On the other hand, domestic cats did figure prominently in early studies of intelligence and learning and psychology, largely because they were so readily available and so cooperative. And in part because of that foundation there has been a great deal of new research on cognition and brain perception and the neurochemistry of emotion involving cats in recent years. A newfound recognition that all domestic animals represent a vibrant evolutionary story of adaptation and change has also brought newfound and well-deserved attention to the cat from evolutionary biologists and conservation biologists. And perhaps most of all, there is a cadre of basic research scientists today in fields ranging from the neuroscience of vision to molecular genetics who simply like cats, and who are eager to apply the tools of their trades to understanding what makes them tick. It doesn't hurt that many genetic diseases in humans, including hemophilia, diabetes, and Tay-Sachs disease, also occur in cats and that more than twenty-five genes responsible for such inborn diseases have been found in cats. That gives cat genome research a practical payoff, of interest to the powers that be that dispense research grants. In doing this very practical medical research, however, a lot of other stuff comes tumbling out, for the genome of a species is not just a catalogue of ailments or even a blueprint for an organism but also a recorded history of that species, of its travels and fate over space and time.
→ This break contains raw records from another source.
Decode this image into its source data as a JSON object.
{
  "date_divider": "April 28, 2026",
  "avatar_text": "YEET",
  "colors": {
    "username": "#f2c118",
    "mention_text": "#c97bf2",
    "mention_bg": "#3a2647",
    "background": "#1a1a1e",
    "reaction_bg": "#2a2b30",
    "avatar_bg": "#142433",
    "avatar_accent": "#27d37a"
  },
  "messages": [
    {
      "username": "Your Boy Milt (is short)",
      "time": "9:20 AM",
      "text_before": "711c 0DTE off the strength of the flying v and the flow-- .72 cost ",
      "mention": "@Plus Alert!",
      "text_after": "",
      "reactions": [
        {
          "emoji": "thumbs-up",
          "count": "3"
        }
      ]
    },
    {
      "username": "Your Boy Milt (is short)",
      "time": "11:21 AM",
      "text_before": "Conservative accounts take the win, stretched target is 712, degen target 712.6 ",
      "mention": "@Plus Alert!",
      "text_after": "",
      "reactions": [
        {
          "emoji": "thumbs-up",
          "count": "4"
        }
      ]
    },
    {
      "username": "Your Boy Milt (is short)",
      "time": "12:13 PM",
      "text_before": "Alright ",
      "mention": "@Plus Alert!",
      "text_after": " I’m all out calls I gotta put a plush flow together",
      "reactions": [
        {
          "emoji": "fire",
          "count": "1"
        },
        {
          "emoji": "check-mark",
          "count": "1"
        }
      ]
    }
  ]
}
Cat science is the biography of a species. It is an exploration of where cats came from and how they flourished in the company of man, how they changed and how they stayed the same; it is about their wants and needs, their thoughts and urges, their rationality and their perversity, their group mores and their individual distinctiveness. Like any good biography, it is a tale worth reading for its own sake, but it is also a story with a moral: Cats are not so much pets as fellow travelers, and we impose our hopes and wishes and expectations upon them to our peril. They have their own biological niche and destiny, their own rules of social interaction, their own ways of ordering and perceiving the world. Their astonishing adaptability has found them a place with us, but that one foot is ever in the jungle. Understanding the true nature of cats, with all that science has to offer, is enlightening to us, and good for cats.